November 7, 2013

Umm Samar on Parenting Through Divorce

Umm Samar is a Norwegian-Palestinian mother of one, currently living in New Jersey, USA. She is a Language Arts teacher and an active member of her local masjid, volunteering her time to graphic design, photography, the Youth Committee, and the Women’s Volleyball team.

At what point in your marriage did you realize that divorce might be a necessary option for you?  Within the first couple of months I was concerned about the future of the marriage and within the first two years, seriously contemplated divorced. But I remained in the marriage for five years.

Before you actually got divorced, what were some of the concerns/fears that you had regarding the possibility of having to be a single Muslim mom?  
My main concern was being independent financially. I was a stay-at-home mom and housewife for five years and going back to work and maintaining a household for my daughter and I was my biggest worry.

When the time came, how did you explain the situation to your daughter and how did she react to/deal with the idea of divorce?
My daughter was very young at the time, only 3 years old, so I did not really discuss much with her other than telling her that both of her parents love her and that for us all to be happy and healthy, living separately was the best thing for us.

What was your transition from married mom to single mom like?
The transition was smoother than expected by the will of Allah, Alhamdulillah. The compromise of not being with my daughter was the most difficult for me. Feeling lonely at the times she would visit her father were difficult.

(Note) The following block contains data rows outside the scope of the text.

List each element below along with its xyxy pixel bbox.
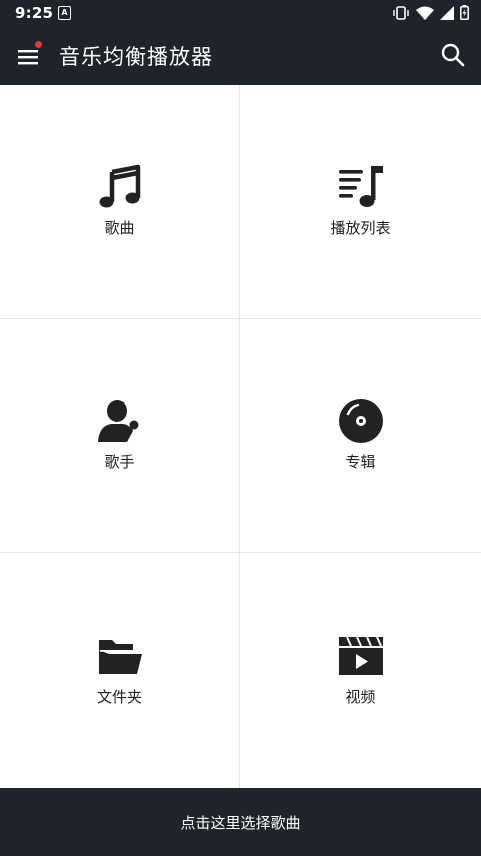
select-song-prompt: 点击这里选择歌曲 (180, 813, 301, 832)
app-title: 音乐均衡播放器 (59, 45, 213, 69)
grid-item-albums[interactable]: 专辑 (240, 319, 481, 553)
playlist-icon (337, 163, 385, 211)
status-bar: 9:25 A (0, 0, 481, 26)
grid-item-label: 专辑 (345, 453, 376, 471)
now-playing-bar[interactable]: 点击这里选择歌曲 (0, 788, 481, 856)
grid-item-playlist[interactable]: 播放列表 (240, 85, 481, 319)
app-bar: 音乐均衡播放器 (0, 26, 481, 85)
status-time: 9:25 (15, 4, 54, 22)
grid-item-videos[interactable]: 视频 (240, 553, 481, 788)
search-button[interactable] (439, 41, 467, 69)
grid-item-folders[interactable]: 文件夹 (0, 553, 240, 788)
music-note-icon (96, 163, 144, 211)
grid-item-songs[interactable]: 歌曲 (0, 85, 240, 319)
video-icon (337, 632, 385, 680)
battery-icon (460, 5, 469, 20)
notification-badge (35, 41, 42, 48)
disc-icon (337, 397, 385, 445)
grid-item-label: 文件夹 (96, 688, 142, 706)
notification-icon: A (58, 6, 71, 20)
grid-item-label: 歌曲 (104, 219, 135, 237)
folder-icon (96, 632, 144, 680)
search-icon (441, 43, 465, 67)
grid-item-label: 播放列表 (330, 219, 391, 237)
status-icons (392, 5, 469, 20)
category-grid: 歌曲 播放列表 歌手 专辑 文件夹 视频 (0, 85, 481, 788)
grid-item-label: 歌手 (104, 453, 135, 471)
wifi-icon (416, 6, 434, 20)
grid-item-label: 视频 (345, 688, 376, 706)
signal-icon (440, 5, 454, 20)
vibrate-icon (393, 5, 409, 20)
menu-button[interactable] (14, 41, 44, 71)
grid-item-artists[interactable]: 歌手 (0, 319, 240, 553)
singer-icon (96, 397, 144, 445)
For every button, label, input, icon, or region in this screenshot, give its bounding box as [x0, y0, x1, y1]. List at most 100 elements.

Though with hardship comes ease. I started using the free time in which my daughter was away from me to focus on reading and learning about my deen. The time I spent alone, though very dark at times, has proven to strengthen my relationship with Allah. This time I have used to do necessary reflection needed for my own spiritual, mental and emotional health Alhamdulillah.

I have full custody however, we have agreed on unlimited visitation which has ended up being weekends. I make all the parenting decisions independently and only seek the guidance of Allah in my decisions. Having strong ties and involvement with my masjid and community has proven to help improve our spiritual and emotional health as a family. My daughter’s father is also very involved in the masjid he attends mashaAllah. This involvement has been beneficial in making up the missed family unit socially.

Unfortunately many Muslims, men and women, face stigma from their communities when people learn that they are divorced. Have you ever faced stigma for being divorced? Or your daughter for being raised in a one-parent household? If so, how did you deal with these experiences?
Honestly, Alhamdulillah we have not experienced these issues.

How has parenting through a divorce affected your relationship with Allah?
The time I spent alone was very dark at times and during this time I have been able to seek a deeper relationship with Allah. Reading and seeking Islamic knowledge has not only improved my relationship with Allah but all of my relationships including my own relationship with myself.

It has brought me self confidence where it lacked, guidance in my affairs, and contentment in my heart knowing I am never alone because everything I experience, Allah is watching me experience it. The hardships and trials I have experienced have painfully taught me to have tawakkul on Allah and to rely on Him with all my matters when I previously suffered through anxiety. 

When parenting times get tough, from where do you seek help and inspiration?
Quran! I read about the trials of the Prophet Muhammad, sallallahu alayhi wa sallam, and know that with every situation there is a solution within the Quran. I read the stories of other Prophets and the companions of the Prophet, sallallahu alayhi wa sallam.

I seek inspiration from their suffering and there lies my answers. Examples I often reflect on are the stories of Musa, alayhi salaam, Yusuf, alayhi salaam, Omar ibn al Khattab, radiAllahu anhu, and Asiya, radiAllahu anha.

I look at those around me whose suffering is greater than my own. I make dua and seek knowledge of my deen. I find my greatest source of confidence comes from worshipping Allah and seeking knowledge. I look for inspiration in all things, like Allah’s creation and I reflect. During hardships, I reflect.
I make istighfar (asking forgiveness from Allah).

What advice do you have for other Muslim moms who may be going through a divorce?
My best advice for anything is to seek help through patience, prayer and gratitude. I try to live by the philosophy to, “show forgiveness, speak for justice and avoid the ignorant (Quran, 7:199).”

Forgive others, also for yourself, so you release the pain they caused and so Allah can forgive you as you have forgiven others. Speak for justice which is an amana (a trust) not only for others but also for yourself. Avoid the ignorant and do not become one of them.

Make sincere dua and constantly renew your intentions for the sake of Allah. Be in a constant state of making istighfar. Heal yourself by doing deep reflection of your own heart and experiences. Have faith in Allah’s qadr. Know that whatever Allah has for you is better than what you can ask for yourself. Know that His mercy is greater than your own mother’s mercy for you or your mercy for your own children. Know that if Allah took something away from you that He will replace it with something better. Make dua for others. Learn about your deen and know the rewards for different acts of worship.

Know that if you show gratitude Allah will increase you where you need to be increased. Know the names and attributes of Allah and call on Him by them in the things you ask Him for.  Know that if you take a step towards Allah, He will take 10 steps towards you; if you walk to Him, He will run to you.